June 29, 2017
Hello Dear Friends!
This week you will have the beginning of the apricots. For some rea-son, these apricots tend to get over ripe on one side and look light green on the other outside even when completely ripe. I tend to leave them on the tree and then they are squishy on one side and ripe on the other. Not a perfect apricot. But I think they taste wonderful! I suggest tasting them and then letting them sit on your counter a few days if you like sweeter fruit. You can eat them up quick or freeze them until you have enough to make an apricot cobbler or apricot jam or sorbet from them. More next week. Smoothies are great too!
Thank you Becky for providing a Modesto pick up spot: 1717 Castilla Way in Modesto. Call Becky at: 743-0523
Feel free to text or call either of us Cindi : 607-1887 or Keith : 607-1896
Just About Ripe
• Cherry Tomatoes
Insights Gleaned from Home and Garden
Picking Fruit and Pulling Weeds
By Cindi J. Martin
Keith and I just celebrated 33 years of marriage. Hurray!! We watched our wedding video and laughed and cried. My best girlfriend and I celebrated 40 years of friendship this year. That may seem like “young love” for some of you who have been married close to 50 years and for those of you with childhood friends that have spanned your lifetime. But I wonder if you would agree with me that it is by God’s grace that we continue to pick and enjoy the beautiful ripening fruit of those enduring relationships? They are not a given. They are not to be taken for granted. It is not without the continual, unrelenting hard work of “weed picking” in our garden of relationship communication. Communication is such a simple word, but it is such an effort even after years of practice. Yes, some things do get easier. But God humbles me frequently in a new relationship that is not “practiced” or when I neglect to pick a relational weed! Suddenly, I am a novice all over again.
I was reminded of this as I was out in the garden early this morning scanning for Bermuda grass among our tomato, squash, green bean, cucumber, and watermelon plants. I was reminded how much easier it is to pick out weeds when they are small. Left unattended even a few days, they surprise me with how quickly they mature, how deeply they grow roots, how adept they are at casting their seeds to multiply in my good garden soil!! If I am not vigilant, constantly scanning for and removing noxious weeds, they gladly compete with and drain my vegetables of vital nutrients.

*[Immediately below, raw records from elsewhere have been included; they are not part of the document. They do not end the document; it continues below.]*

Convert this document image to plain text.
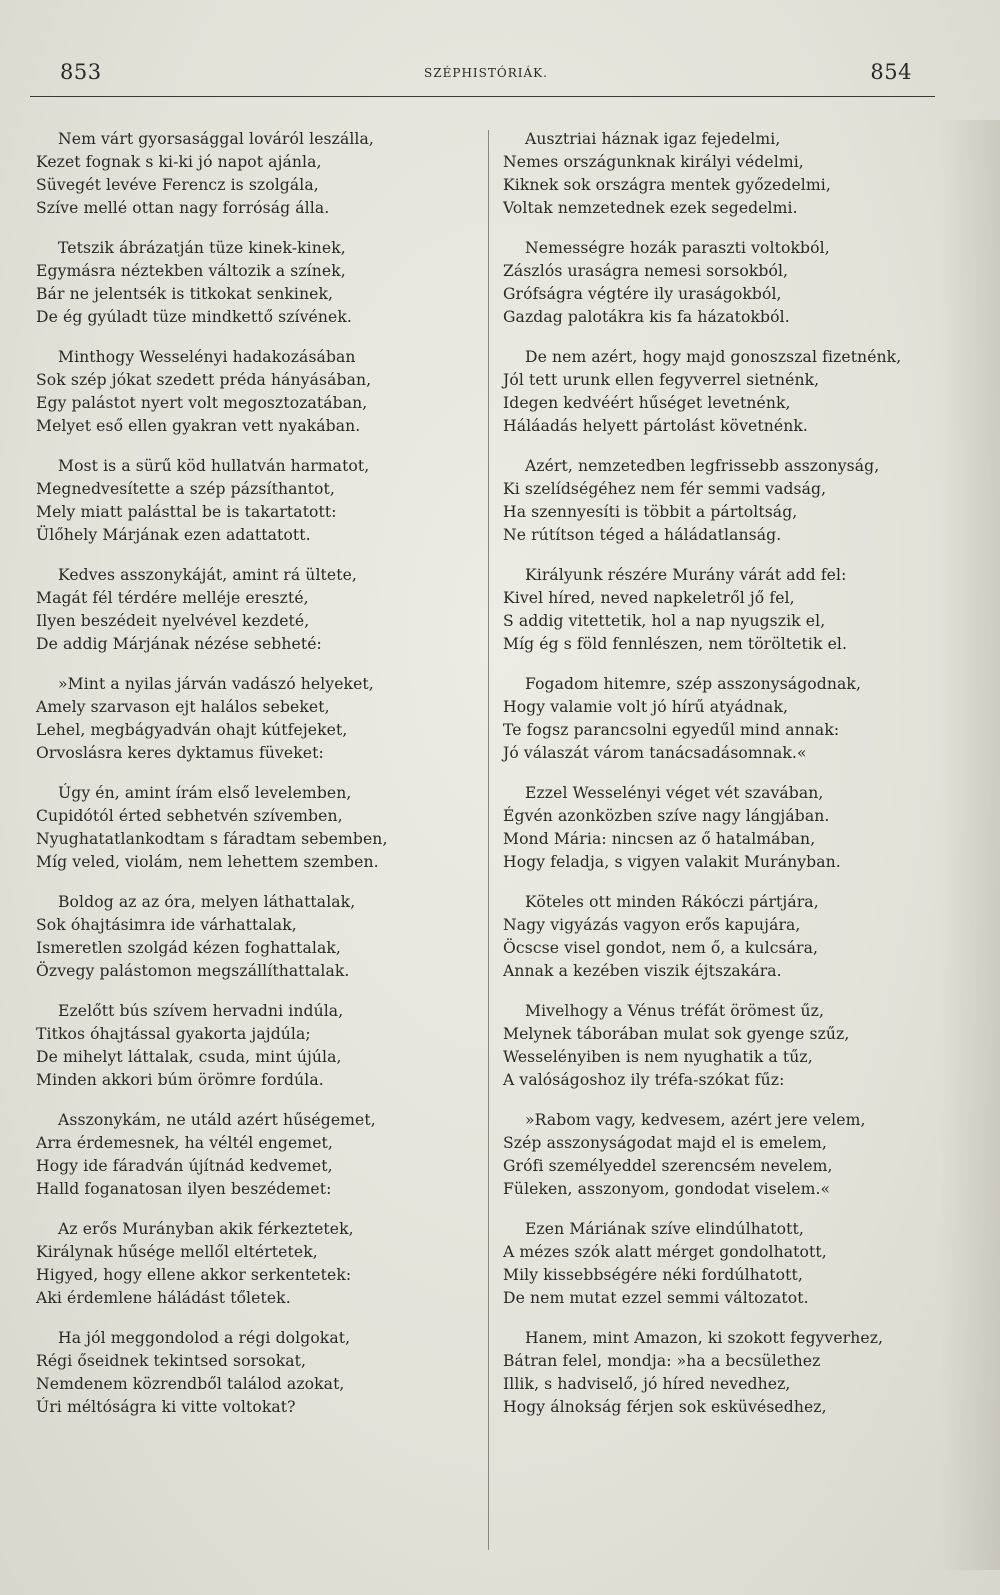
853	SZÉPHISTÓRIÁK.	854
Nem várt gyorsasággal lováról leszálla,
Kezet fognak s ki-ki jó napot ajánla,
Süvegét levéve Ferencz is szolgála,
Szíve mellé ottan nagy forróság álla.
Tetszik ábrázatján tüze kinek-kinek,
Egymásra néztekben változik a színek,
Bár ne jelentsék is titkokat senkinek,
De ég gyúladt tüze mindkettő szívének.
Minthogy Wesselényi hadakozásában
Sok szép jókat szedett préda hányásában,
Egy palástot nyert volt megosztozatában,
Melyet eső ellen gyakran vett nyakában.
Most is a sürű köd hullatván harmatot,
Megnedvesítette a szép pázsíthantot,
Mely miatt palásttal be is takartatott:
Ülőhely Márjának ezen adattatott.
Kedves asszonykáját, amint rá ültete,
Magát fél térdére melléje ereszté,
Ilyen beszédeit nyelvével kezdeté,
De addig Márjának nézése sebheté:
»Mint a nyilas járván vadászó helyeket,
Amely szarvason ejt halálos sebeket,
Lehel, megbágyadván ohajt kútfejeket,
Orvoslásra keres dyktamus füveket:
Úgy én, amint írám első levelemben,
Cupidótól érted sebhetvén szívemben,
Nyughatatlankodtam s fáradtam sebemben,
Míg veled, violám, nem lehettem szemben.
Boldog az az óra, melyen láthattalak,
Sok óhajtásimra ide várhattalak,
Ismeretlen szolgád kézen foghattalak,
Özvegy palástomon megszállíthattalak.
Ezelőtt bús szívem hervadni indúla,
Titkos óhajtással gyakorta jajdúla;
De mihelyt láttalak, csuda, mint újúla,
Minden akkori búm örömre fordúla.
Asszonykám, ne utáld azért hűségemet,
Arra érdemesnek, ha véltél engemet,
Hogy ide fáradván újítnád kedvemet,
Halld foganatosan ilyen beszédemet:
Az erős Murányban akik férkeztetek,
Királynak hűsége mellől eltértetek,
Higyed, hogy ellene akkor serkentetek:
Aki érdemlene háládást tőletek.
Ha jól meggondolod a régi dolgokat,
Régi őseidnek tekintsed sorsokat,
Nemdenem közrendből találod azokat,
Úri méltóságra ki vitte voltokat?
Ausztriai háznak igaz fejedelmi,
Nemes országunknak királyi védelmi,
Kiknek sok országra mentek győzedelmi,
Voltak nemzetednek ezek segedelmi.
Nemességre hozák paraszti voltokból,
Zászlós uraságra nemesi sorsokból,
Grófságra végtére ily uraságokból,
Gazdag palotákra kis fa házatokból.
De nem azért, hogy majd gonoszszal fizetnénk,
Jól tett urunk ellen fegyverrel sietnénk,
Idegen kedvéért hűséget levetnénk,
Háláadás helyett pártolást követnénk.
Azért, nemzetedben legfrissebb asszonyság,
Ki szelídségéhez nem fér semmi vadság,
Ha szennyesíti is többit a pártoltság,
Ne rútítson téged a háládatlanság.
Királyunk részére Murány várát add fel:
Kivel híred, neved napkeletről jő fel,
S addig vitettetik, hol a nap nyugszik el,
Míg ég s föld fennlészen, nem töröltetik el.
Fogadom hitemre, szép asszonyságodnak,
Hogy valamie volt jó hírű atyádnak,
Te fogsz parancsolni egyedűl mind annak:
Jó válaszát várom tanácsadásomnak.«
Ezzel Wesselényi véget vét szavában,
Égvén azonközben szíve nagy lángjában.
Mond Mária: nincsen az ő hatalmában,
Hogy feladja, s vigyen valakit Murányban.
Köteles ott minden Rákóczi pártjára,
Nagy vigyázás vagyon erős kapujára,
Öcscse visel gondot, nem ő, a kulcsára,
Annak a kezében viszik éjtszakára.
Mivelhogy a Vénus tréfát örömest űz,
Melynek táborában mulat sok gyenge szűz,
Wesselényiben is nem nyughatik a tűz,
A valóságoshoz ily tréfa-szókat fűz:
»Rabom vagy, kedvesem, azért jere velem,
Szép asszonyságodat majd el is emelem,
Grófi személyeddel szerencsém nevelem,
Füleken, asszonyom, gondodat viselem.«
Ezen Máriának szíve elindúlhatott,
A mézes szók alatt mérget gondolhatott,
Mily kissebbségére néki fordúlhatott,
De nem mutat ezzel semmi változatot.
Hanem, mint Amazon, ki szokott fegyverhez,
Bátran felel, mondja: »ha a becsülethez
Illik, s hadviselő, jó híred nevedhez,
Hogy álnokság férjen sok esküvésedhez,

In relationships there are two huge weeds I scan for every day: a lack of gratitude and failure to address hurts. I have to ask myself daily, “Have I said thank you to Keith today? How can I tell him and show him how grateful I am for who he is and what he does for me today?” Then I scan my thoughts and emotions for signs of any disappointment, frustration or anger. God and I look for my responsibility in the various conflicts and whether it is resolved or whether I need to bring some-thing into the light with my friend?* Am I willing to do this in a timely manner so it does not become bitterness, resentment, or a critical spirit? Or am I avoiding picking this particular weed and hoping it will just go away and die of its own ac-cord? Distance and a lack of intimacy in my relationships often signal to me that I have an unattended weed sapping the strength out of the Lord’s planting in my relational garden! It may be time to get emotionally honest, naked, and unashamed in HIS Relationship Garden so the joy of intimacy can be restored.
“Therefore, laying aside falsehood, speak truth, each one of you, with his neighbor, for we are members of one another. Be angry, and yet do not sin; do not let the sun go down on your anger, and do not give the devil an opportunity.”
*For a great discussion of unhindered fellowship, read Roy Hession’s The Calvary Road, pp.35-55.